The framework for a potential bill is the product of negotiations between Sen. Kyrsten Sinema (D-AZ.) and Sen. Thom Tillis (R-NC). According to a summary in the Washington Post, it would give Democrats a long-sought path to citizenship for more than 2 million “Dreamers” who immigrated to the US as children without authorization. That would add $1.2 trillion to GDP over a decade and $235 billion in net fiscal contributions, as estimated by the Niskanen Center, a libertarian think tank.
Republicans would get additional border security resources and at least a one-year extension of the Title 42 policy, which has allowed the US to use pandemic-era health rules to quickly expel nearly 2.5 million migrants who have arrived on the southern border since 2020. The Government Accountability Office would have the authority to end the policy, ostensibly after the government can establish new migrant processing centers on the border.

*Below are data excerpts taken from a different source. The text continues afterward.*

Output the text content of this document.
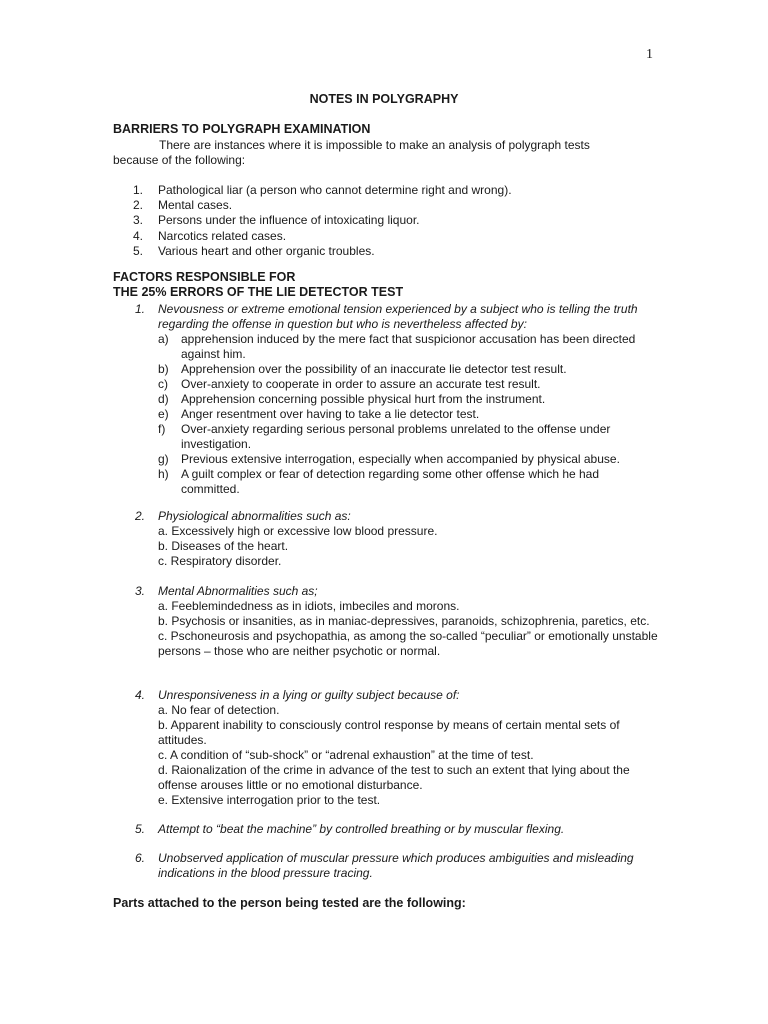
1
NOTES IN POLYGRAPHY
BARRIERS TO POLYGRAPH EXAMINATION
There are instances where it is impossible to make an analysis of polygraph tests
because of the following:
1. Pathological liar (a person who cannot determine right and wrong).
2. Mental cases.
3. Persons under the influence of intoxicating liquor.
4. Narcotics related cases.
5. Various heart and other organic troubles.
FACTORS RESPONSIBLE FOR
THE 25% ERRORS OF THE LIE DETECTOR TEST
1.	Nevousness or extreme emotional tension experienced by a subject who is telling the truth regarding the offense in question but who is nevertheless affected by:
a) apprehension induced by the mere fact that suspicionor accusation has been directed against him.
b) Apprehension over the possibility of an inaccurate lie detector test result.
c) Over-anxiety to cooperate in order to assure an accurate test result.
d) Apprehension concerning possible physical hurt from the instrument.
e) Anger resentment over having to take a lie detector test.
f) Over-anxiety regarding serious personal problems unrelated to the offense under investigation.
g) Previous extensive interrogation, especially when accompanied by physical abuse.
h) A guilt complex or fear of detection regarding some other offense which he had committed.
2.	Physiological abnormalities such as:
a. Excessively high or excessive low blood pressure.
b. Diseases of the heart.
c. Respiratory disorder.
3.	Mental Abnormalities such as;
a. Feeblemindedness as in idiots, imbeciles and morons.
b. Psychosis or insanities, as in maniac-depressives, paranoids, schizophrenia, paretics, etc.
c. Pschoneurosis and psychopathia, as among the so-called “peculiar” or emotionally unstable persons – those who are neither psychotic or normal.
4.	Unresponsiveness in a lying or guilty subject because of:
a. No fear of detection.
b. Apparent inability to consciously control response by means of certain mental sets of attitudes.
c. A condition of “sub-shock” or “adrenal exhaustion” at the time of test.
d. Raionalization of the crime in advance of the test to such an extent that lying about the offense arouses little or no emotional disturbance.
e. Extensive interrogation prior to the test.
5.	Attempt to “beat the machine” by controlled breathing or by muscular flexing.
6.	Unobserved application of muscular pressure which produces ambiguities and misleading indications in the blood pressure tracing.
Parts attached to the person being tested are the following:
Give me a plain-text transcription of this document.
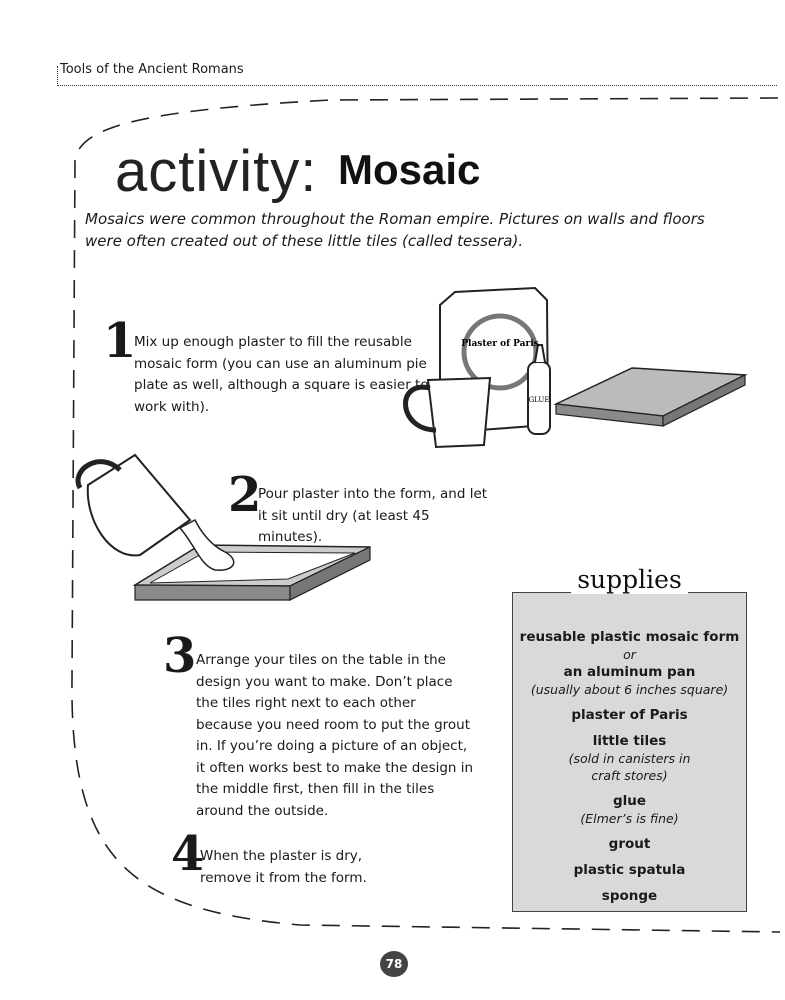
Plaster of Paris
GLUE
Tools of the Ancient Romans
activity: Mosaic
Mosaics were common throughout the Roman empire. Pictures on walls and floors were often created out of these little tiles (called tessera).
1
Mix up enough plaster to fill the reusable mosaic form (you can use an aluminum pie plate as well, although a square is easier to work with).
2
Pour plaster into the form, and let it sit until dry (at least 45 minutes).
3 Arrange your tiles on the table in the design you want to make. Don’t place the tiles right next to each other because you need room to put the grout in. If you’re doing a picture of an object, it often works best to make the design in the middle first, then fill in the tiles around the outside.
4
When the plaster is dry, remove it from the form.
supplies
reusable plastic mosaic form
or
an aluminum pan
(usually about 6 inches square)
plaster of Paris
little tiles
(sold in canisters in craft stores)
glue
(Elmer’s is fine)
grout
plastic spatula
sponge
78
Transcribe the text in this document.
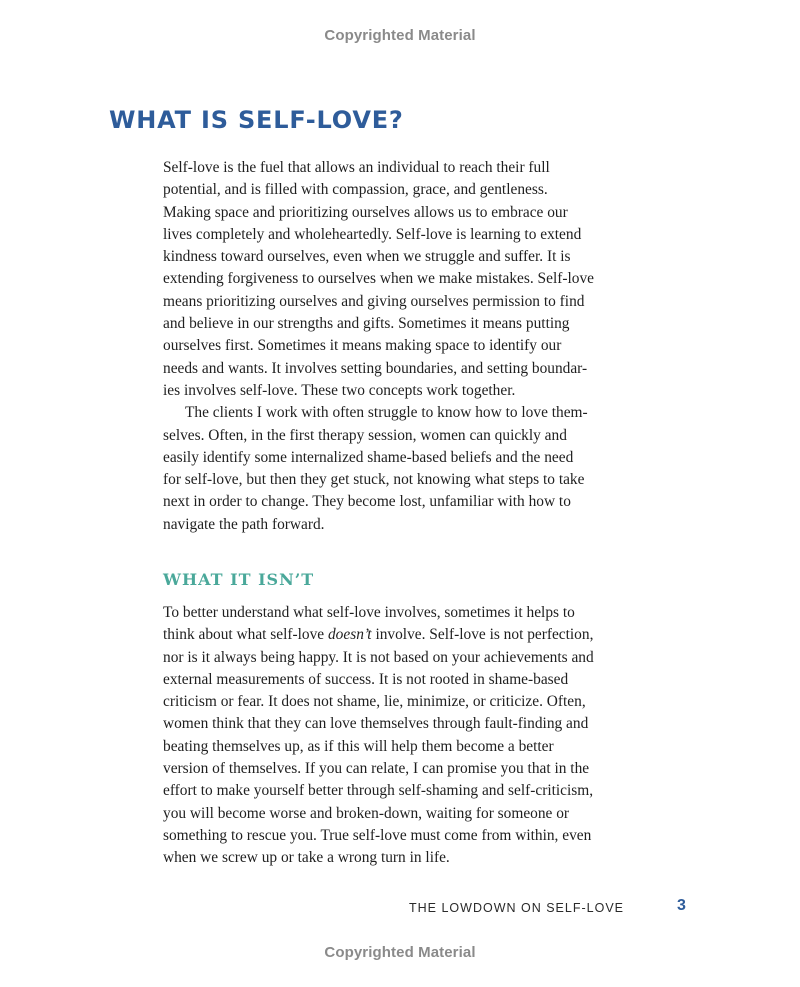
Copyrighted Material
WHAT IS SELF-LOVE?
Self-love is the fuel that allows an individual to reach their full
potential, and is filled with compassion, grace, and gentleness.
Making space and prioritizing ourselves allows us to embrace our
lives completely and wholeheartedly. Self-love is learning to extend
kindness toward ourselves, even when we struggle and suffer. It is
extending forgiveness to ourselves when we make mistakes. Self-love
means prioritizing ourselves and giving ourselves permission to find
and believe in our strengths and gifts. Sometimes it means putting
ourselves first. Sometimes it means making space to identify our
needs and wants. It involves setting boundaries, and setting boundar-
ies involves self-love. These two concepts work together.
The clients I work with often struggle to know how to love them-
selves. Often, in the first therapy session, women can quickly and
easily identify some internalized shame-based beliefs and the need
for self-love, but then they get stuck, not knowing what steps to take
next in order to change. They become lost, unfamiliar with how to
navigate the path forward.
WHAT IT ISN’T
To better understand what self-love involves, sometimes it helps to
think about what self-love doesn’t involve. Self-love is not perfection,
nor is it always being happy. It is not based on your achievements and
external measurements of success. It is not rooted in shame-based
criticism or fear. It does not shame, lie, minimize, or criticize. Often,
women think that they can love themselves through fault-finding and
beating themselves up, as if this will help them become a better
version of themselves. If you can relate, I can promise you that in the
effort to make yourself better through self-shaming and self-criticism,
you will become worse and broken-down, waiting for someone or
something to rescue you. True self-love must come from within, even
when we screw up or take a wrong turn in life.
THE LOWDOWN ON SELF-LOVE	3
Copyrighted Material
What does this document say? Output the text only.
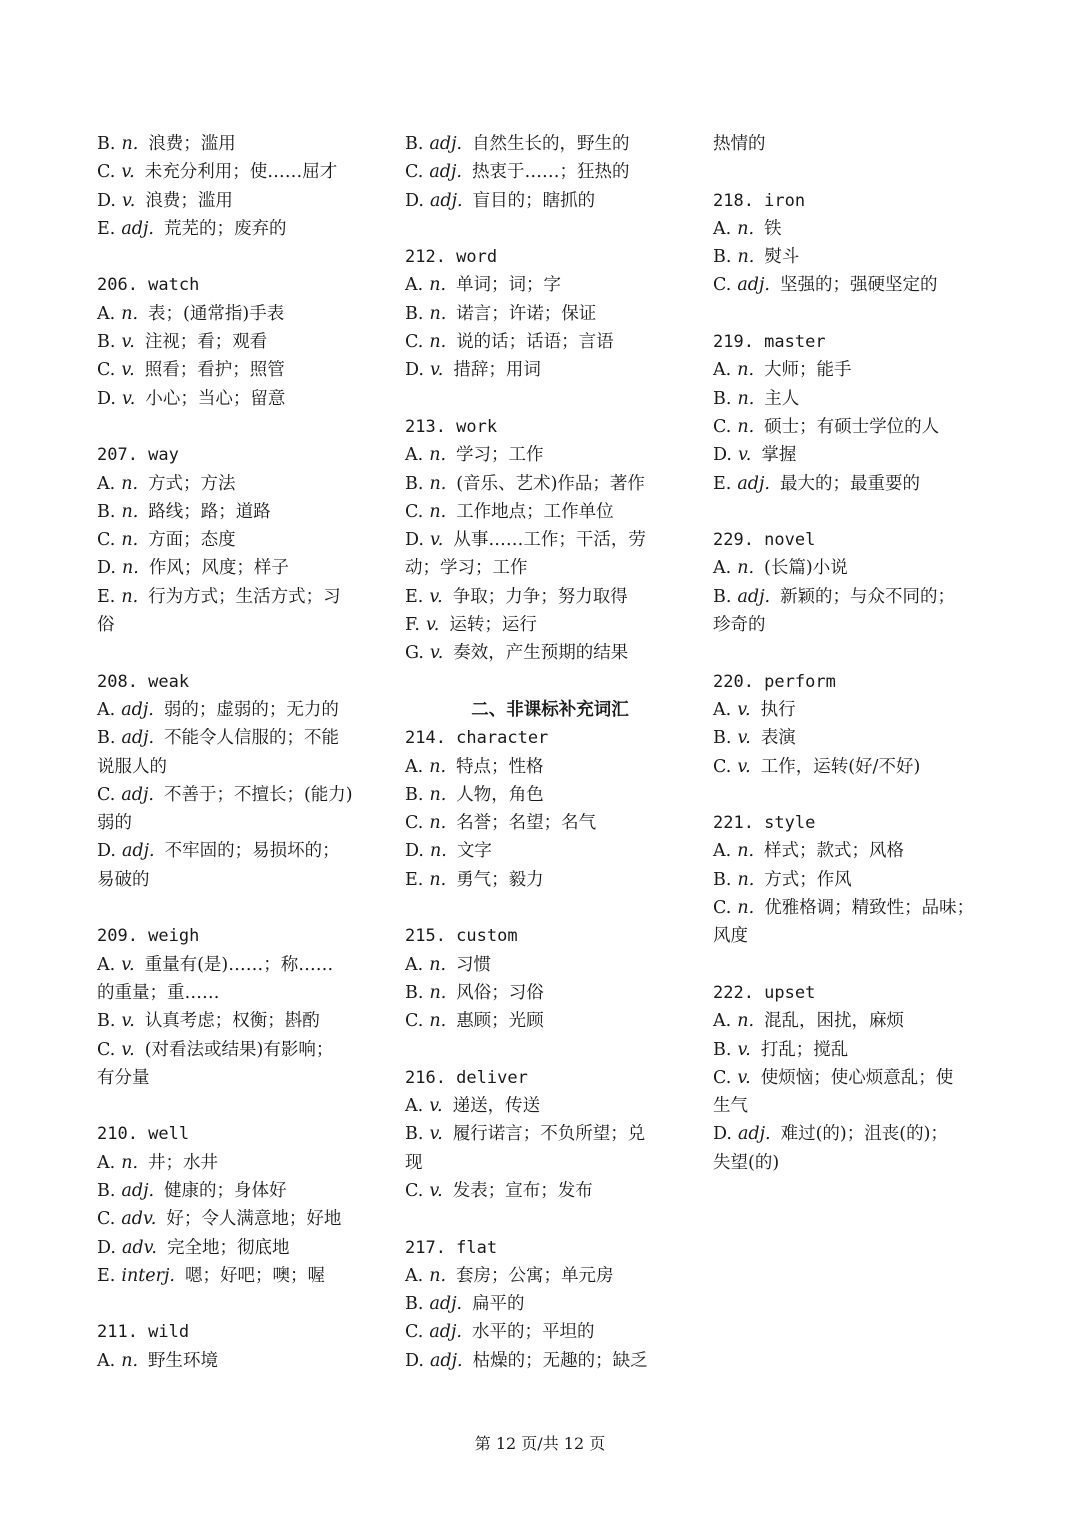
B. n. 浪费；滥用
C. v. 未充分利用；使……屈才
D. v. 浪费；滥用
E. adj. 荒芜的；废弃的
206. watch
A. n. 表；(通常指)手表
B. v. 注视；看；观看
C. v. 照看；看护；照管
D. v. 小心；当心；留意
207. way
A. n. 方式；方法
B. n. 路线；路；道路
C. n. 方面；态度
D. n. 作风；风度；样子
E. n. 行为方式；生活方式；习
俗
208. weak
A. adj. 弱的；虚弱的；无力的
B. adj. 不能令人信服的；不能
说服人的
C. adj. 不善于；不擅长；(能力)
弱的
D. adj. 不牢固的；易损坏的；
易破的
209. weigh
A. v. 重量有(是)……；称……
的重量；重……
B. v. 认真考虑；权衡；斟酌
C. v. (对看法或结果)有影响；
有分量
210. well
A. n. 井；水井
B. adj. 健康的；身体好
C. adv. 好；令人满意地；好地
D. adv. 完全地；彻底地
E. interj. 嗯；好吧；噢；喔
211. wild
A. n. 野生环境
B. adj. 自然生长的，野生的
C. adj. 热衷于……；狂热的
D. adj. 盲目的；瞎抓的
212. word
A. n. 单词；词；字
B. n. 诺言；许诺；保证
C. n. 说的话；话语；言语
D. v. 措辞；用词
213. work
A. n. 学习；工作
B. n. (音乐、艺术)作品；著作
C. n. 工作地点；工作单位
D. v. 从事……工作；干活，劳
动；学习；工作
E. v. 争取；力争；努力取得
F. v. 运转；运行
G. v. 奏效，产生预期的结果
二、非课标补充词汇
214. character
A. n. 特点；性格
B. n. 人物，角色
C. n. 名誉；名望；名气
D. n. 文字
E. n. 勇气；毅力
215. custom
A. n. 习惯
B. n. 风俗；习俗
C. n. 惠顾；光顾
216. deliver
A. v. 递送，传送
B. v. 履行诺言；不负所望；兑
现
C. v. 发表；宣布；发布
217. flat
A. n. 套房；公寓；单元房
B. adj. 扁平的
C. adj. 水平的；平坦的
D. adj. 枯燥的；无趣的；缺乏
热情的
218. iron
A. n. 铁
B. n. 熨斗
C. adj. 坚强的；强硬坚定的
219. master
A. n. 大师；能手
B. n. 主人
C. n. 硕士；有硕士学位的人
D. v. 掌握
E. adj. 最大的；最重要的
229. novel
A. n. (长篇)小说
B. adj. 新颖的；与众不同的；
珍奇的
220. perform
A. v. 执行
B. v. 表演
C. v. 工作，运转(好/不好)
221. style
A. n. 样式；款式；风格
B. n. 方式；作风
C. n. 优雅格调；精致性；品味；
风度
222. upset
A. n. 混乱，困扰，麻烦
B. v. 打乱；搅乱
C. v. 使烦恼；使心烦意乱；使
生气
D. adj. 难过(的)；沮丧(的)；
失望(的)
第 12 页/共 12 页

The framework would also provide funding to accelerate the processing of asylum seekers, including for those processing centers, and to hire additional asylum officers and immigration judges. And it has provisions that would allow migrants who aren’t eligible for asylum to be quickly removed. Currently, the process of adjudicating an asylum claim typically spans months or even years: Existing asylum cases have been pending for an average of 785 days as of October, according to data from the Transactional Records Access Clearinghouse at Syracuse University.
Though the framework is a mix of Democratic- and Republican-supported policies, it also has a few potential dealbreakers, including the preservation of Title 42. Given that it would need at least 60 votes to pass the Senate under the filibuster, that doesn’t t bode well for its prospects, especially because it’s under a time crunch. There’s less than a month left before the new Congress begins on January 3.